A partir de aquí han continuado los tira y afloja. De momento, el BCE facilitará liquidez a los bancos griegos (continúa la fuga de capitales), mientras se llega -todo el mundo lo esperaba- a un acuerdo. No parece que Tsipras se plantee seriamente que Grecia abandone el euro. Su única salida, si no quiere arriesgarse al desastre, es un entendimiento que pueda presentarse, si no como una victoria, sí como el resultado digno, fruto de una batalla heroica contra los poderes que dominan Europa. Aquiles no conquistará Troya, pero no puede dejar que la humillen delante de sus murallas.

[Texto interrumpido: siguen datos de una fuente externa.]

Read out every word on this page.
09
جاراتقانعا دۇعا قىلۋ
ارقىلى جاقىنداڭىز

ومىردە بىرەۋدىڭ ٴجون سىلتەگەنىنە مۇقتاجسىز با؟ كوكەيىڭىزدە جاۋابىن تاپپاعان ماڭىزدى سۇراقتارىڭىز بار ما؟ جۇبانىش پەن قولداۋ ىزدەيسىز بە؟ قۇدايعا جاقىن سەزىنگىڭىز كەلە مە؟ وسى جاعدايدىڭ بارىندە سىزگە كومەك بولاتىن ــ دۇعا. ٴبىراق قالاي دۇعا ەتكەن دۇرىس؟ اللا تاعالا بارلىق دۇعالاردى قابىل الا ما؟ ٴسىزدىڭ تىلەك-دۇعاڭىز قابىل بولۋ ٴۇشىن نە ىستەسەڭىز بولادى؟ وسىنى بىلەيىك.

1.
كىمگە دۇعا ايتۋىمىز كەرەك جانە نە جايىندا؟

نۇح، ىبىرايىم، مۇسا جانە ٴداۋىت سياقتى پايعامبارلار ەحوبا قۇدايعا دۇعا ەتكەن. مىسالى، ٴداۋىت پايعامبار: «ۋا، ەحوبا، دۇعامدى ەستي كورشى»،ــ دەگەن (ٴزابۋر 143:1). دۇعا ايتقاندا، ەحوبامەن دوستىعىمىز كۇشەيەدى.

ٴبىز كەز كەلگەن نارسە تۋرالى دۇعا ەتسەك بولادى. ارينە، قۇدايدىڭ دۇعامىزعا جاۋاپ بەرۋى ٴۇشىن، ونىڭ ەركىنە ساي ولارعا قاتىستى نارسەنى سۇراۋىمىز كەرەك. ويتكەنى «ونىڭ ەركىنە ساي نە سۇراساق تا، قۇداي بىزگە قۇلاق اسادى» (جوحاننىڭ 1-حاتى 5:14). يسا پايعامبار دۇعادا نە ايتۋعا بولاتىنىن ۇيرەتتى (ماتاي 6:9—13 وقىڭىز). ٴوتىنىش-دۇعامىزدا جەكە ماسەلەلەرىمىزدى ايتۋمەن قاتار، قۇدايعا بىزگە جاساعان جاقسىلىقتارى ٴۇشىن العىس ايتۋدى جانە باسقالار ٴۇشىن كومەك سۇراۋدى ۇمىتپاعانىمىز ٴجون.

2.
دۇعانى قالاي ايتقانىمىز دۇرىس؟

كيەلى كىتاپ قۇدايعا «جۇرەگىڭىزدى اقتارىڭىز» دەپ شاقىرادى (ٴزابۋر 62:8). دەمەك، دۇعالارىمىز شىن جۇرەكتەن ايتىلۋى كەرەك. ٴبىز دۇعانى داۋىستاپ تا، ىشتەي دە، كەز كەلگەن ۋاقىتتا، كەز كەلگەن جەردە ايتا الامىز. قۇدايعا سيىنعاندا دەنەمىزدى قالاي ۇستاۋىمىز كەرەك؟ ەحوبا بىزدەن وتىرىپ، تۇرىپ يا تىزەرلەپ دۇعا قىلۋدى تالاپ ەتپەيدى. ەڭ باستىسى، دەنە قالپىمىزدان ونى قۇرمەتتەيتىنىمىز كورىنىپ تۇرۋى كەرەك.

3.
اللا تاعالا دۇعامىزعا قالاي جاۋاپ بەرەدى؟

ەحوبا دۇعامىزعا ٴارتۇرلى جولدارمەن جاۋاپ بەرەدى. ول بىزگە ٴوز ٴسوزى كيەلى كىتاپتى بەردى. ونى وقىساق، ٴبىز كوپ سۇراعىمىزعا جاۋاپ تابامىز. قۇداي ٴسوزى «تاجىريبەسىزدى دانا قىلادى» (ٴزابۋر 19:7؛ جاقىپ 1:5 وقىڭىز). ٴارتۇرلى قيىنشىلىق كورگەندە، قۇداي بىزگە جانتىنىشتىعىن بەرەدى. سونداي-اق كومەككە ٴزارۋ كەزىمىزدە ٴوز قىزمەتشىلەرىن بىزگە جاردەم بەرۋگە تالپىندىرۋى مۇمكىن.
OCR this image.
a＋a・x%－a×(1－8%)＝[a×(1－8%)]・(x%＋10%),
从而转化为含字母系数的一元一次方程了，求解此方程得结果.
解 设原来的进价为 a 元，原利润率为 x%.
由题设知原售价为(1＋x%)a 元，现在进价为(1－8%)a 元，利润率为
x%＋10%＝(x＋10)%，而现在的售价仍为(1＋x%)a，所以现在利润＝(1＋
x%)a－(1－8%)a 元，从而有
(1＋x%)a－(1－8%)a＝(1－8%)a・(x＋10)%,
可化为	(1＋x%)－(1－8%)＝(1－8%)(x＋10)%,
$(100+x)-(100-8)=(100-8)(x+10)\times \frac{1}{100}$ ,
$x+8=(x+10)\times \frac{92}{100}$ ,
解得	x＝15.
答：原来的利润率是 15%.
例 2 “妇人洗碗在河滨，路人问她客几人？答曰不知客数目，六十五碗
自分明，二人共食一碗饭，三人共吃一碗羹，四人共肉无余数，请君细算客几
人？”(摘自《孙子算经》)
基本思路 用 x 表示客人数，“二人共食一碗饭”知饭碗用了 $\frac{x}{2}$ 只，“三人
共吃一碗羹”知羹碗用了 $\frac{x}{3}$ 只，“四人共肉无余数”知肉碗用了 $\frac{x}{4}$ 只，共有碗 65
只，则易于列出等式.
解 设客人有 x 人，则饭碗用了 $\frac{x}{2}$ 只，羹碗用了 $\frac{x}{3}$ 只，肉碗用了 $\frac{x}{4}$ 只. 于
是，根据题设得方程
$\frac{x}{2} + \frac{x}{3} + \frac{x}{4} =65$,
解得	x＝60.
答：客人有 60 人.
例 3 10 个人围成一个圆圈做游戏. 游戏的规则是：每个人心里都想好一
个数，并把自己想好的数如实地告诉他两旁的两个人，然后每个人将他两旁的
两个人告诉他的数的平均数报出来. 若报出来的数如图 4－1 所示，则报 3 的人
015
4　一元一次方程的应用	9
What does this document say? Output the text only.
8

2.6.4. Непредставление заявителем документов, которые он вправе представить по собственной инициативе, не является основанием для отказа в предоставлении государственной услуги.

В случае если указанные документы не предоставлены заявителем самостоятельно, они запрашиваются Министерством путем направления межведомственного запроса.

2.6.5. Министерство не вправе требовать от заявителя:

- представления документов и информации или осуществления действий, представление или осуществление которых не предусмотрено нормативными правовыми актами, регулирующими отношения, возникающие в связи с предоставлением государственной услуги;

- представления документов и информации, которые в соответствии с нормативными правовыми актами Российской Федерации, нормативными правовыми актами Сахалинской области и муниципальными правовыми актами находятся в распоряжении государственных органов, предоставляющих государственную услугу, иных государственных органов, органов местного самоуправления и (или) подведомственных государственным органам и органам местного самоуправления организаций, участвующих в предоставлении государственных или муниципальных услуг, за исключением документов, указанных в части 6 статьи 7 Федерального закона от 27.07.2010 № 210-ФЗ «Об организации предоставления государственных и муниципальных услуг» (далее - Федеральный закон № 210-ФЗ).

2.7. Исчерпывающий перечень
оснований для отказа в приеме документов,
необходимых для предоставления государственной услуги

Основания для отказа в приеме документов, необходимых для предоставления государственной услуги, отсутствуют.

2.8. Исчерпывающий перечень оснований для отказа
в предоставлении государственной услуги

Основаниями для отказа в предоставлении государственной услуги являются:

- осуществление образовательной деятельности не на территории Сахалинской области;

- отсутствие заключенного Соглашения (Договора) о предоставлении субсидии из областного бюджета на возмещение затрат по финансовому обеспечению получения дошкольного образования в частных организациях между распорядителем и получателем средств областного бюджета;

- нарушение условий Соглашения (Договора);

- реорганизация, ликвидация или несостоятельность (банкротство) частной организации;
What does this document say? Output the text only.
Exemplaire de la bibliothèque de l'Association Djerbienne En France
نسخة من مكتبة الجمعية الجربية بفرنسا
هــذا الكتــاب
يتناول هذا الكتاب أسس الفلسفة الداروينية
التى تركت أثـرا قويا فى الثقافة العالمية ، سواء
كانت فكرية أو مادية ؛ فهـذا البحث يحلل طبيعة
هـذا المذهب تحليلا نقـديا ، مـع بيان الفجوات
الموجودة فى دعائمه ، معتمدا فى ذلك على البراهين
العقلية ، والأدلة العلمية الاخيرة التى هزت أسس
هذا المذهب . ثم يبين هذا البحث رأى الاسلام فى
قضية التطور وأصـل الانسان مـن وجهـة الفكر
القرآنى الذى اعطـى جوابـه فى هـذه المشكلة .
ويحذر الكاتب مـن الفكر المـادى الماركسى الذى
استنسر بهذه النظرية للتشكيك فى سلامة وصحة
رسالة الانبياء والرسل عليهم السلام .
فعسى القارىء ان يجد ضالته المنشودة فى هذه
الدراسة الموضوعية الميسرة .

Por su parte, Merkel necesita un acuerdo que no incentive a otros países deudores a reclamar más concesiones. Alemania ha advertido severamente -a veces de forma desconsiderada- a los griegos. Pero también lo ha hecho EEUU, pese a su desconfianza hacia las políticas de austeridad. Así, el secretario del Tesoro, Jack Lew, apuntó que «sin acuerdo entramos en aguas desconocidas, en las que los mayores riesgos son para Grecia». Tsipras debe poder decir a los griegos que ha obtenido algo, y Merkel debe poder decir que no ha cedido y que el primero ha pasado por el aro, aunque, por otra parte, todo el mundo es consciente de que el caso griego ha resultado un desgraciado experimento y que ha sido el país más perjudicado por las políticas impuestas por Europa. Se produjo una situación similar con la entrada de Grecia en el euro, el 1 de enero del 2001, cuando mientras unos -Atenas- presentaban unas cuentas más que maquilladas, los otros hacían ver que no se enteraban. Ahora se trata, como se suele decir medio en broma medio en serio, de que unos hagan ver que pagan y los demás hagan ver que cobran.

Por ello, buena parte de las discusiones son sobre el lenguaje, sobre el léxico que hay que utilizar en un eventual pacto (cuando escribo estas líneas acaba de alcanzarse un acuerdo sobre el rescate, que debe cerrarse el lunes). Así, por ejemplo, Atenas habla de un «acuerdo puente de deuda» que le permita aguantar unos meses más. Lo que pasará en el futuro, si se supera la situación actual, no lo sabe nadie, pero resulta del todo incontestable que Grecia necesita reformas serias si quiere recuperar algún día la salud.

¿Y España? ¿Qué ha hecho Rajoy? El PP ha rehuido adoptar la posición de otros estados europeos, como la Francia de Hollande, es decir, sonreír a Tsipras y esperar a verlas venir. No, Rajoy no ha dudado en erigirse en el más fiel escudero de Merkel. El PP no parece codiciar, ni secretamente, que Grecia emerja airosa del envite para luego intentar aligerar su propia carga. Como en otras ocasiones, Rajoy ha interpretado la situación solo en términos partidistas. De este modo, donde el resto de Europa ve una situación compleja, con argumentos cruzados a tener en consideración, al PP se le aparecen en sus pesadillas la coleta y el verbo áspero de Pablo Iglesias y un reloj daliniano que corre velozmente hacia las elecciones.

Los populares desean que Tsipras fracase porque temen más el contagio político que el económico, como ha apuntado muy bien el profesor Sala Martin. Este miedo, compartido por otros gobiernos que se enfrentan en sus países a fuerzas -muy de izquierdas o muy de derechas- que rechazan los recortes y llaman al choque con los poderes europeos, es especialmente exagerado en el caso español.

El razonamiento es simple y simplista. Si al Gobierno de Syriza le salen bien las cosas, o parece que le han salido bien, eso -cree Rajoy- supondrá un empuje importante para Podemos -hermanada con Syriza- y quizá el descabalgamiento de los populares del poder. «Si a Grecia le va mal, a mí me irá bien. Si a Grecia le va bien, a mí me irá mal», parece decirse el antiguo registrador de la propiedad.